MR JARVIS: Under the Senior Courts Act your Lordships would have to formulate the question, probably re-formulate it. What I was not certain of until I checked was whether you are effectively bound by the way the deputy district judge formulated the questions. So if you were to certify a question, would you effectively have to adopt the question that he posed. The answer, from what I can read, seems to be not. You would be at liberty to re-cast those questions if you felt there was a better formulation that gets more to the heart of the issue. But there would need to be - - I suppose it would be in the Criminal Division, and your Lordships identifying what that question is and either granting leave or not as you saw fit. (Pause)

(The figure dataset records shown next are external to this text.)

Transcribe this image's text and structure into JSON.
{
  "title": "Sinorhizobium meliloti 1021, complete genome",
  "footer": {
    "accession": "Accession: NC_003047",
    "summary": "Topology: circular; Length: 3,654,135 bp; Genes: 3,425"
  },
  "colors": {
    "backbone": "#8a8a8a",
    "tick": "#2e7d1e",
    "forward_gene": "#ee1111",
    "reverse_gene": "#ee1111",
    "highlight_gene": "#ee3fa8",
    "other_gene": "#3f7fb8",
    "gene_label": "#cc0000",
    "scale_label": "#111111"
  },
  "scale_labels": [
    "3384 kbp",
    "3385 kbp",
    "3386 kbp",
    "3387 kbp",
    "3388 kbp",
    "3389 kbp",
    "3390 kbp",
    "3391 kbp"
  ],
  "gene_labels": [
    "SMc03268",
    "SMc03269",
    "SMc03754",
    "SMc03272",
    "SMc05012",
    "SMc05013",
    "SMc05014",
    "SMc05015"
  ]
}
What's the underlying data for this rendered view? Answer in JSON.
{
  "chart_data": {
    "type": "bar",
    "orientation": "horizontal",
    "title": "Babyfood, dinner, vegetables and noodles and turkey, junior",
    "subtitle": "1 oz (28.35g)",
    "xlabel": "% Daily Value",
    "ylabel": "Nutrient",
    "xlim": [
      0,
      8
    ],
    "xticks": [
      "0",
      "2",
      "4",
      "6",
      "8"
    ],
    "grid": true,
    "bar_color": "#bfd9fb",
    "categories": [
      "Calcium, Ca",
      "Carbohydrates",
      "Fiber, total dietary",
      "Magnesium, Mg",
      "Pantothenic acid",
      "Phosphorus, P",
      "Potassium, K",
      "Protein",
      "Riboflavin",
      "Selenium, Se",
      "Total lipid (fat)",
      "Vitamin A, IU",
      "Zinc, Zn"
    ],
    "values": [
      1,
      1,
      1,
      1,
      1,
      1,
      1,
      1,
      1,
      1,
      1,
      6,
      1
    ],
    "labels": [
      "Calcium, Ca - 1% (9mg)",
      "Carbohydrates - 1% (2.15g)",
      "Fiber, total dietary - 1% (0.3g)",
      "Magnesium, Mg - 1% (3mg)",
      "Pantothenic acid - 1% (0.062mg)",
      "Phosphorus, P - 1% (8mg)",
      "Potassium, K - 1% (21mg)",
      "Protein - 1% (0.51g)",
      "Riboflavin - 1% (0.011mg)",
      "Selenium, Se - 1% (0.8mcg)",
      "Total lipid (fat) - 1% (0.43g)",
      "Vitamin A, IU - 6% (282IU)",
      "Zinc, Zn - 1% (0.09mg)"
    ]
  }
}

LORD JUSTICE PITCHFORD: We would like you both to make written submissions. First of all, I would like to see chapter and verse of the application you are making so I can consult the rules. Secondly, would you give consideration to the terms of any question you wish to pose and make such submissions as you wish as to whether we would so certify?
Is seven days enough time for you?
MR SHRIMPTON: Yes. The only issue is I have taken a rough note of judgment - it is in my handwriting, it is therefore very rough - as to whether the transcript could be made available. We anticipate that we could have a transcript within seven days.
LORD JUSTICE PITCHFORD: Let me interrupt you. Neither of us thinks that it is necessary for you to have a transcript. You are already steeped in the issue.
MR SHRIMPTON: Seven days is enough.
LORD JUSTICE PITCHFORD: Seven days. We will then make a decision in writing, unless we invite any further submissions, both as to leave and certification.
MR SHRIMPTON: I am grateful.
LORD JUSTICE PITCHFORD: We do not want longer than two sides of A4.
MR SHRIMPTON: With my propensity for prolixity, I have made a careful note.